Spécial Anniversaire : Les présidences dans notre histoire
L'ORS Corsica hà 40 anni ! E nostre presidenze
Paul COMBETTE (1986-2004)
Disparu en 2020 à l'âge de 75 ans, le Dr Paul COMBETTE a été le premier président de l'histoire de l'ORS de Corse, qu'il anima durant près de 20 ans.
Fondateur du SAMU 2A, il était une figure du monde hospitalier insulaire et des services d'urgence. Il dirigea durant de longues années le Service d'Aide Médicale d'Urgence et le Service d'Anesthésie-Réanimation du Centre Hospitalier d'Ajaccio. Il fut aussi médecin-chef du Service d'Incendie et de Secours de Corse du Sud de 1983 à 2009.
Conseiller municipal de la ville d'Ajaccio sous la mandature de Charles ORNANO (1975-1994) et conseiller territorial (1992-1998), chevalier de la Légion d'Honneur, décernée suite à son implication dans l'organisation des secours au moment de la catastrophe de Furiani, c'était un homme de convictions et un acteur majeur en son temps de la santé publique en Corse.
Babette BURESI (2004-2010)
Enseignante de profession, Babette BURESI était directrice d'école au quartier Pietralba à Ajaccio lorsqu'elle a été élue à l'Assemblée de Corse en 2004 sur la liste de Camille de ROCCA SERRA. C'est donc sous cette mandature qu'elle prend la présidence de l'ORS de Corse à la suite de Paul COMBETTE.
Elle siège notamment à la Commission Santé de l'Assemblée de Corse. Déjà à l'époque, l'ORSC s'investissait dans la volonté de créer un registre des cancers de la Corse. Sous sa mandature également, plusieurs travaux ont été menés, notamment concernant les problèmes d'obésité chez les enfants.
C'est aussi sous sa mandature que l'ORSC emménage dans les locaux qu'il occupe encore aujourd'hui à l'immeuble Castellani à Ajaccio, mis à disposition dans le cadre de la convention avec l'ARS de Corse. Auparavant, l'Observatoire avait un petit local derrière la clinique ComitI, Boulevard Pascal Rossini.
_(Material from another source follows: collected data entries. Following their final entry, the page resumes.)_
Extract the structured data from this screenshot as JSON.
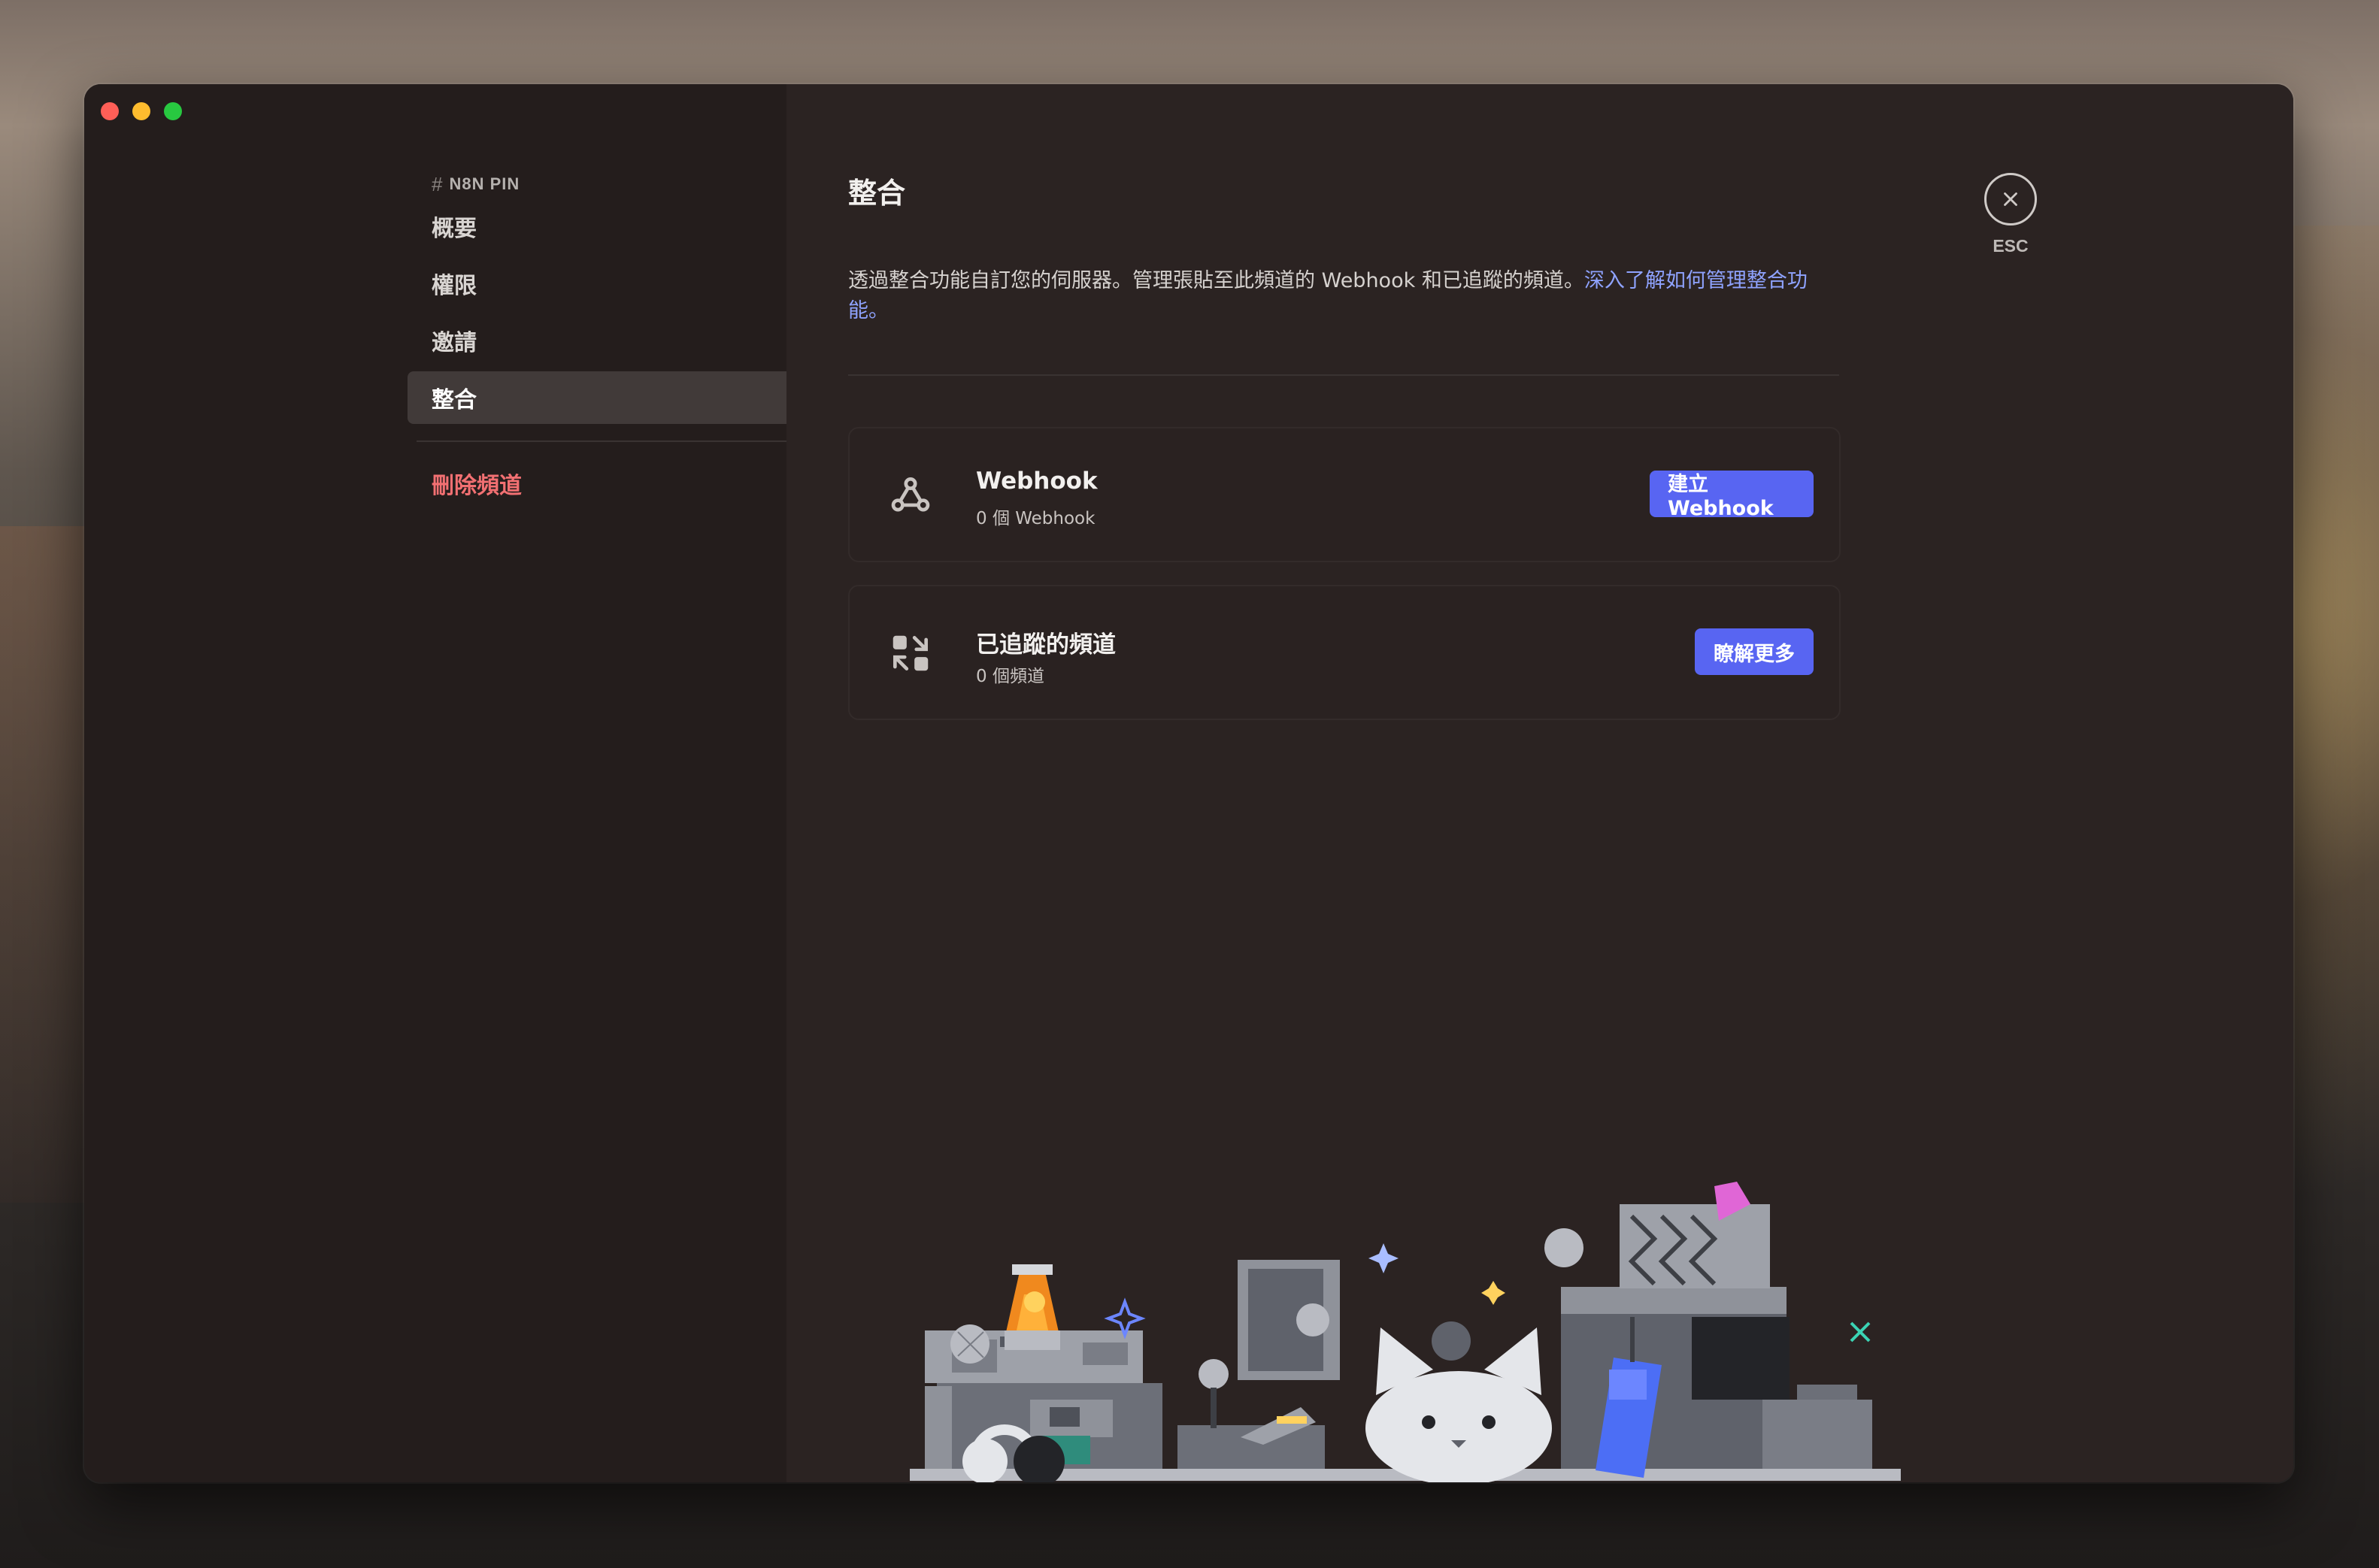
{
  "window": {
    "title": ""
  },
  "sidebar": {
    "header": "N8N PIN",
    "items": [
      {
        "label": "概要",
        "active": false
      },
      {
        "label": "權限",
        "active": false
      },
      {
        "label": "邀請",
        "active": false
      },
      {
        "label": "整合",
        "active": true
      }
    ],
    "danger_label": "刪除頻道"
  },
  "main": {
    "title": "整合",
    "description": "透過整合功能自訂您的伺服器。管理張貼至此頻道的 Webhook 和已追蹤的頻道。",
    "description_link": "深入了解如何管理整合功能。",
    "cards": [
      {
        "title": "Webhook",
        "subtitle": "0 個 Webhook",
        "button": "建立 Webhook",
        "icon": "webhook-icon"
      },
      {
        "title": "已追蹤的頻道",
        "subtitle": "0 個頻道",
        "button": "瞭解更多",
        "icon": "followed-channels-icon"
      }
    ]
  },
  "close": {
    "label": "ESC"
  },
  "colors": {
    "accent": "#5865f2",
    "danger": "#f27072",
    "link": "#8fa3ff"
  }
}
Fabienne GIOVANNINI (2011-2015)
C'est sous sa présidence qu'est créé et mis en place le Registre Général des Cancers de la Corse après un long combat pour arracher cet outil structurant pour la santé publique en Corse.
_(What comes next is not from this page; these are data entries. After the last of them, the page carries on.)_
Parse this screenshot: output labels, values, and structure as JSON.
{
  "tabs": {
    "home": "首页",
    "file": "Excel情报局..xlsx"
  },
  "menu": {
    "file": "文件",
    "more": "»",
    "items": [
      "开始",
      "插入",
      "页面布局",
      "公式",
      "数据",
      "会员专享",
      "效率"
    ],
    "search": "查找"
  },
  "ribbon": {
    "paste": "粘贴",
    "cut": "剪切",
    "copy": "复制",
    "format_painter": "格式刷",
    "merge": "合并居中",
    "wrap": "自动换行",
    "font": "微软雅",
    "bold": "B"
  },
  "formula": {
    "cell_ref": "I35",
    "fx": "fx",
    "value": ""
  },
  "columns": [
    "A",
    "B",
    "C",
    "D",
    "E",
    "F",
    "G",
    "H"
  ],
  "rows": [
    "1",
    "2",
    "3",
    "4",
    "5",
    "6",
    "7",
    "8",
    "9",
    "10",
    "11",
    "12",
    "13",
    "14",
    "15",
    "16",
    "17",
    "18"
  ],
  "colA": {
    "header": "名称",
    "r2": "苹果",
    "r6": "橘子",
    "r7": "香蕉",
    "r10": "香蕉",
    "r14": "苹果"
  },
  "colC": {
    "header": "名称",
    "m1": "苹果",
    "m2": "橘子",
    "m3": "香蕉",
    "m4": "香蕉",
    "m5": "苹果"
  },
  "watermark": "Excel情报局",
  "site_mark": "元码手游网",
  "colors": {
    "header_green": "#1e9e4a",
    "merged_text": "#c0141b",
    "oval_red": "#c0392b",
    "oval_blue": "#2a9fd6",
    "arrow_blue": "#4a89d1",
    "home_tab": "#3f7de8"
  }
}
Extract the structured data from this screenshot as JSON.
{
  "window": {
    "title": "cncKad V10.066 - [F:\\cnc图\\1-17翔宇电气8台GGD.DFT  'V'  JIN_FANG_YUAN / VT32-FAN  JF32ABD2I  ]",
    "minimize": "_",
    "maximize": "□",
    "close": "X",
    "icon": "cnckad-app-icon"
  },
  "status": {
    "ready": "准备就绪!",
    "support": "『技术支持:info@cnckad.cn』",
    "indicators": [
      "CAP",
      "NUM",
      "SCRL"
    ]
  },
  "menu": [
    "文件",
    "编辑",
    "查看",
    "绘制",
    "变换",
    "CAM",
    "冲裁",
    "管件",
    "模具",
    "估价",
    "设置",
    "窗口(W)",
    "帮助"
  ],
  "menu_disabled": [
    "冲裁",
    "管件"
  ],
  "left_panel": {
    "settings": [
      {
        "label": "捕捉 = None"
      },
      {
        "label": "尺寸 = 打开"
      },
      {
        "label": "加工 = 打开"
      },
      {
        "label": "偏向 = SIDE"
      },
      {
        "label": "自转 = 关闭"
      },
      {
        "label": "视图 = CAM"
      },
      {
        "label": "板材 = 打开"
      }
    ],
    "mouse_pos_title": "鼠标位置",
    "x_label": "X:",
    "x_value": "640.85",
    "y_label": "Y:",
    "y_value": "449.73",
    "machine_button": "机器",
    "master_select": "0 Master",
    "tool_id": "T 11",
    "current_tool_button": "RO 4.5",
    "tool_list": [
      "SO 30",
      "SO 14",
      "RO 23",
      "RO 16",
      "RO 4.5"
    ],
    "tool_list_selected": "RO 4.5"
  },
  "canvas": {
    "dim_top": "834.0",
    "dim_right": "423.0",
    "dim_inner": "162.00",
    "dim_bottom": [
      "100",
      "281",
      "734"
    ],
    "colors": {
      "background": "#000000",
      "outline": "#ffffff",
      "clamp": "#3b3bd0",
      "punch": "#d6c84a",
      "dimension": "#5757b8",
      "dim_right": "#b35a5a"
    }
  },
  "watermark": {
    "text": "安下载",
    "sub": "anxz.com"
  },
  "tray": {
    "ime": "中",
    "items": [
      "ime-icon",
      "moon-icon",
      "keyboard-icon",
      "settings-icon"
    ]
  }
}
Elle a oeuvré à sécuriser les conventions avec la Collectivité de Corse alors que l'ORSC était dans une situation délicate. Elle fait inscrire l'ORS également en 2015 au Plan d'Aménagement et de Développement Durable de la Corse (PADDUC) comme outil d'enquête et d'analyse pour la Collectivité de Corse.
Conseillère municipale de Bastia (2008-2014), conseillère territoriale (2010-2020), elle a été conseillère exécutive (2015-2018) sous la mandature de Gilles SIMEONI, en charge notamment de l'aménagement du territoire, de l'urbanisme et de l'énergie. C'est d'ailleurs pour cette raison qu'elle quitte la présidence de l'ORSC par déontologie ne souhaitant pas cumuler une double fonction de présidence. Durant ses mandats, malgré la compétence d'État, elle a toujours prôné "l'interventionnisme en matière de santé". Ce pourquoi elle s'est fortement engagée en faveur de la réalisation d'un registre des cancers pour la Corse.
Elle reste membre du Conseil d'Administration de l'ORSC jusqu'en 2025, date à laquelle elle intègre les équipes de l'Observatoire.
Paul André COLOMBANI (depuis 2015)
Élu à l'assemblée de Corse de 2015 à 2020 où il a notamment coprésidé la Commission Santé, il est le président de l'ORSC actuellement en exercice depuis 2016.
Médecin généraliste de Zonza à Santa Lucia de Porto Vecchio, membre de l'Union Régionale des Professionnels de Santé, il est député de la 2è circonscription de Corse du Sud à l'Assemblée nationale où il siège depuis 2017 dans le groupe Liberté Indépendants Outremer et Territoires (LIOT). Il siège actuellement au sein de la Commission des Affaires Sociales du Palais Bourbon après avoir été membre de la Commission de l'Aménagement du Territoire.
C'est donc son second mandat. Il y défend entre autres les dossiers de la santé, notamment la lutte contre les déserts médicaux et les inégalités dans le monde rural, la volonté de la Corse de disposer d'un Centre Hospitalier Universitaire, les difficultés pour les Corses à se faire soigner en Corse du fait de l'éloignement insulaire, ou encore la lutte contre la mortalité infantile.